Can I Be Fired for Filing Bankruptcy?

Even though employment law and bankruptcy law are two separate areas of the law, they often intersect when individuals are concerned about their employment and how a California bankruptcy will affect it. We often hear the question: “Can I be fired for filing bankruptcy?”  An employer can only take an employees financial condition into account once hired if there is a direct correlation between personal financial management and work performance, usually in the financial services professions. This is true whether your work for the government or a private company. Furthermore, it is illegal for an employer to discriminate against an employee for filing bankruptcy by lowering their salary or demoting them.

It is unlikely that your current employer will even find out about a Chapter 7 bankruptcy filing unless a creditor has won a legal judgment from the court system and your wages are garnished. In a Chapter 13 bankruptcy case, it is a possibility that your bankruptcy judge will order a wage garnishment for your Chapter 13 bankruptcy payments. This automatic deduction from your paycheck is a way to ensure that you meet your Chapter 13 bankruptcy payment obligations.

If you have been let go from your job shortly after filing your Sacramento bankruptcy, it’s important to discuss this with your bankruptcy attorney who can advise on whether you have been the target of illegal discrimination and possibly refer you to an employment attorney if warranted.

A caveat to this bankruptcy discrimination prevention is that a private company CAN refuse to HIRE you because of a bankruptcy.

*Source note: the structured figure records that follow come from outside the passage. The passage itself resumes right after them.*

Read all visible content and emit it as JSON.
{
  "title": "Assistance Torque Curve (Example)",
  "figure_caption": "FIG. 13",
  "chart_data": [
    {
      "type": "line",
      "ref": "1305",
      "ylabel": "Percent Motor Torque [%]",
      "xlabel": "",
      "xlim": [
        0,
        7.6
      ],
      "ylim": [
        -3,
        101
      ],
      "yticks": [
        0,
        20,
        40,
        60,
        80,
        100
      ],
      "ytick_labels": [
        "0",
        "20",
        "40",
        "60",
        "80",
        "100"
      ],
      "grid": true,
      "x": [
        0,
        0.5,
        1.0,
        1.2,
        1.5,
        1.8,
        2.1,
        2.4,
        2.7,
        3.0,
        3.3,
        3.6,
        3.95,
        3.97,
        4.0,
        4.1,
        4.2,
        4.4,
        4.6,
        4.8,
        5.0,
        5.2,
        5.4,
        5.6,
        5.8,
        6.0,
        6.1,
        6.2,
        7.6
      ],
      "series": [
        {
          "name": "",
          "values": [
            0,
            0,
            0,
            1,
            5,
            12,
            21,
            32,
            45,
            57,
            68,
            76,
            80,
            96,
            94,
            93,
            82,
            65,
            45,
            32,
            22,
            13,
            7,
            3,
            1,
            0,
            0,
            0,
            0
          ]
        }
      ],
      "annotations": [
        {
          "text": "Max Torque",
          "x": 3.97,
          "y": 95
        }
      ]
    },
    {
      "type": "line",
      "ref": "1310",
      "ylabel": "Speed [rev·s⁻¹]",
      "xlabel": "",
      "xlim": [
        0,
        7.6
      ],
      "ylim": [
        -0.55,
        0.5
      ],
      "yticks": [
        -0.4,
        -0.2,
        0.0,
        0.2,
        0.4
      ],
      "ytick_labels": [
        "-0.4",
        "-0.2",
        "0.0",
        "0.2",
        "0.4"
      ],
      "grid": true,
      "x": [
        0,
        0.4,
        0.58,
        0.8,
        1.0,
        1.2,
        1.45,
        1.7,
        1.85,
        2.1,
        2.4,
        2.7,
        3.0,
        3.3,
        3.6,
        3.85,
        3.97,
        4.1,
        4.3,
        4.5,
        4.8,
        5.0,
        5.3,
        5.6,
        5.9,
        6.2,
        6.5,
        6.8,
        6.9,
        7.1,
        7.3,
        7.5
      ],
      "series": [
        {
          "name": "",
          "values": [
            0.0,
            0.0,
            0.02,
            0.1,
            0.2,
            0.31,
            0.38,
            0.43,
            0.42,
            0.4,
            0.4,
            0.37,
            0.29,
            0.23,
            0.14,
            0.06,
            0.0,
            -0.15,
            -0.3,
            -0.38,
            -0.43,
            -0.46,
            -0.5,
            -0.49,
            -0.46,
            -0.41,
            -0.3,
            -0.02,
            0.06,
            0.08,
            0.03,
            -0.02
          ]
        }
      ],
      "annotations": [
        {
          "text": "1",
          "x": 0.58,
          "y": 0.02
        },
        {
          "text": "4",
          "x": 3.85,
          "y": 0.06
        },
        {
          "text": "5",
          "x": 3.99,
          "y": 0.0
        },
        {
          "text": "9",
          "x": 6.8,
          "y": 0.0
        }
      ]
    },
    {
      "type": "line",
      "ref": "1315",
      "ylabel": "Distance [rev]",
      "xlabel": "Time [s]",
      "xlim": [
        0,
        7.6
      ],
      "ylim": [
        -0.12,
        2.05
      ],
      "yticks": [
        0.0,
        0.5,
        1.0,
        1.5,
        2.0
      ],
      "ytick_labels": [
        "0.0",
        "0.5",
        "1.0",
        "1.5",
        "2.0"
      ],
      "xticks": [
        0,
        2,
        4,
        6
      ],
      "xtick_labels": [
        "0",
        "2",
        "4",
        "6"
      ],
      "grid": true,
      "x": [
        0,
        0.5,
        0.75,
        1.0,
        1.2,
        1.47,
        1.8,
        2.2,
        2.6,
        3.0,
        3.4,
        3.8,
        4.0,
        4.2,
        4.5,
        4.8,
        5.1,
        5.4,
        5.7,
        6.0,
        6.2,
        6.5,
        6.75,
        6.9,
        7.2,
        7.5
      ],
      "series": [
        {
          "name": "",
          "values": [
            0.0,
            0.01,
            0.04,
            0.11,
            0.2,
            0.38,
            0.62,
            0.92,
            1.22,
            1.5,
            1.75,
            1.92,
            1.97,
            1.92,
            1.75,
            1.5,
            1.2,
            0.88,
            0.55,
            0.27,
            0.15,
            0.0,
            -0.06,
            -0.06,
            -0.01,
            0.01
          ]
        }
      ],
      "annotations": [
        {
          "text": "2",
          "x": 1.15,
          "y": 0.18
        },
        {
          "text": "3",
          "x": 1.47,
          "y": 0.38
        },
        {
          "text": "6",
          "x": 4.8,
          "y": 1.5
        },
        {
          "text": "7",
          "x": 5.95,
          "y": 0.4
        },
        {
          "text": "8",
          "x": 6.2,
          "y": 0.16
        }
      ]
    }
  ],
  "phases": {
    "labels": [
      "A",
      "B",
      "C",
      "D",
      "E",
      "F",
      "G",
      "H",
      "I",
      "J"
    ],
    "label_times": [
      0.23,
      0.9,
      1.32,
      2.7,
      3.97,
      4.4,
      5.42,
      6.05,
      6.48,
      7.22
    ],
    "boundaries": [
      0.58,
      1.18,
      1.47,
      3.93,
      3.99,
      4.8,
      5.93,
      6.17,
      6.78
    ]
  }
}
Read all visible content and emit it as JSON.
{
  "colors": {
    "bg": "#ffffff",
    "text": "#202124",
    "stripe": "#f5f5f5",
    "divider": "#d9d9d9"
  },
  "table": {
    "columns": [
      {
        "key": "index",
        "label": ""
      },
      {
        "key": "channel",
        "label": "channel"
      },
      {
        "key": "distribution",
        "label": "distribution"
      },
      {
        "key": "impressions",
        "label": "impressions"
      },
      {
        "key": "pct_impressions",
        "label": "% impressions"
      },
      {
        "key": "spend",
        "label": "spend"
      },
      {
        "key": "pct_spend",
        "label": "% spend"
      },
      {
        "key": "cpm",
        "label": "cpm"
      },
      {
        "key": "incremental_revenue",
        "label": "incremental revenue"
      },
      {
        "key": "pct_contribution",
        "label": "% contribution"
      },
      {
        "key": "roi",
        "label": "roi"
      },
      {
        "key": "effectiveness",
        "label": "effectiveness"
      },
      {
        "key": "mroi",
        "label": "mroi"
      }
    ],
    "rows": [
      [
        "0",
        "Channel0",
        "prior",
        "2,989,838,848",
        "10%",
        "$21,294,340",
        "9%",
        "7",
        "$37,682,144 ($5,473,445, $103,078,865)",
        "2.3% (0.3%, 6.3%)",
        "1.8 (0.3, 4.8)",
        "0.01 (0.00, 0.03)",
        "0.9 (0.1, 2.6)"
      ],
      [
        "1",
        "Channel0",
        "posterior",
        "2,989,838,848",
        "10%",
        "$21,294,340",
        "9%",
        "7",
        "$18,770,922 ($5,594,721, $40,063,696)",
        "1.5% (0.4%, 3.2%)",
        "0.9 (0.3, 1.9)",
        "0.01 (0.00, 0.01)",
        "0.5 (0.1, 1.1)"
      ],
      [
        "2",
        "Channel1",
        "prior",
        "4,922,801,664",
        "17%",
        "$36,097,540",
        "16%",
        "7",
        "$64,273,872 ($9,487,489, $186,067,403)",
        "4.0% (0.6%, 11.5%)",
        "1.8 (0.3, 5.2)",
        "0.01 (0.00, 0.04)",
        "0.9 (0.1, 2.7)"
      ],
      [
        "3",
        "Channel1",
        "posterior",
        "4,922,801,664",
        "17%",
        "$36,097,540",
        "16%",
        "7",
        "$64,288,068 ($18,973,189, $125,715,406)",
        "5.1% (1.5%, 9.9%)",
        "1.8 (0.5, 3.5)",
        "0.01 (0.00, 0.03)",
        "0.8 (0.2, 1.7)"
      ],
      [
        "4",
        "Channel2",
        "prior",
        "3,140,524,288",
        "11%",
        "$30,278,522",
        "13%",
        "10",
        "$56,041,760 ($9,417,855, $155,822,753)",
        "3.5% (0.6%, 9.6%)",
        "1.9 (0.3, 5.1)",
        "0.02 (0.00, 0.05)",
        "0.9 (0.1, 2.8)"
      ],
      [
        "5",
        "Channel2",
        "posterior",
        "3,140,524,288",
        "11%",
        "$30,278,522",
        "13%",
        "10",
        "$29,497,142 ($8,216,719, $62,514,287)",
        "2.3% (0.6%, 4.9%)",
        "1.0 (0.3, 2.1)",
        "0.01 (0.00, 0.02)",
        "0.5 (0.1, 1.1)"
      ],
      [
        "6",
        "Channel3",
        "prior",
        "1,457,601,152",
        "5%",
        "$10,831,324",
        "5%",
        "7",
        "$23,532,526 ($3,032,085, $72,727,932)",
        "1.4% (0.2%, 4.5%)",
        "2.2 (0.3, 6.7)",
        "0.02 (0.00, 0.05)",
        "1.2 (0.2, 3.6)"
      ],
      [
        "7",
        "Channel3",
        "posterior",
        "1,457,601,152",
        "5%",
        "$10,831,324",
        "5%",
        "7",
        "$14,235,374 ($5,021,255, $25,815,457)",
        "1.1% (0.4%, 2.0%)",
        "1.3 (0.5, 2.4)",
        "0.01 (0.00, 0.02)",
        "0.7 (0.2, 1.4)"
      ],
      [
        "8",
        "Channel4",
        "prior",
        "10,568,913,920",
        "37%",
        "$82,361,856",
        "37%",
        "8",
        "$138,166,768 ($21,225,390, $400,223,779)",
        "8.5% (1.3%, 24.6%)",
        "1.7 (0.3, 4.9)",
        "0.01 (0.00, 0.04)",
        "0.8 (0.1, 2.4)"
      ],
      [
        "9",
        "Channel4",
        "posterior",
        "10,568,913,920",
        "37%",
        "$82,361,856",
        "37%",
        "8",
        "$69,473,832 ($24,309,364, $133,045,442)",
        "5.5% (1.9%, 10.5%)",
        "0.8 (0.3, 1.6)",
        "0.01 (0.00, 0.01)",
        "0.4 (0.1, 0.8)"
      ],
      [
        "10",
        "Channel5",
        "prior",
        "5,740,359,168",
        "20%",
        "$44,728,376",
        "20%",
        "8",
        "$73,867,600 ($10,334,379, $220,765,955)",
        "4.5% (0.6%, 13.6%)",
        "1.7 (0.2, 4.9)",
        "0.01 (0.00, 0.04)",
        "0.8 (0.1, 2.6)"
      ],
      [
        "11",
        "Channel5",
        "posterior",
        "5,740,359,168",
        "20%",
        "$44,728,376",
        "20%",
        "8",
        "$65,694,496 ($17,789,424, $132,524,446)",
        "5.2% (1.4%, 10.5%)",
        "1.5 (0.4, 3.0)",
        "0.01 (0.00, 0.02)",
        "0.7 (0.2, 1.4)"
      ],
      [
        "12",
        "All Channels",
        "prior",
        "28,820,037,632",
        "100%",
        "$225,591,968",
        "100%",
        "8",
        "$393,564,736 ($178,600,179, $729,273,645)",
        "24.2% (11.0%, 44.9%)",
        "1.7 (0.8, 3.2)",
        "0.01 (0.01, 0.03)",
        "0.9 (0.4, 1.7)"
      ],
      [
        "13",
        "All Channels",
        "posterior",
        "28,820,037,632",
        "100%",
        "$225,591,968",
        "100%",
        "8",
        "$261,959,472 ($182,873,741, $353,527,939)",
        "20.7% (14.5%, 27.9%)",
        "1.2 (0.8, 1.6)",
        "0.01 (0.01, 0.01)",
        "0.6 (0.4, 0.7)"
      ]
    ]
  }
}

For this reason, and especially for jobs in the financial sector, companies conduct both a background and credit report check to vet potential new hires. Government agencies on the other hand, are not allowed to take your bankruptcy into consideration when deciding to hire you.

The best steps towards gaining employment after filing bankruptcy are to pay concentrated effort towards increasing your credit score and having any derogatory marks removed. Your bankruptcy attorney may also be able to give you advice on gaining new employment after a bankruptcy based on your unique financial situation.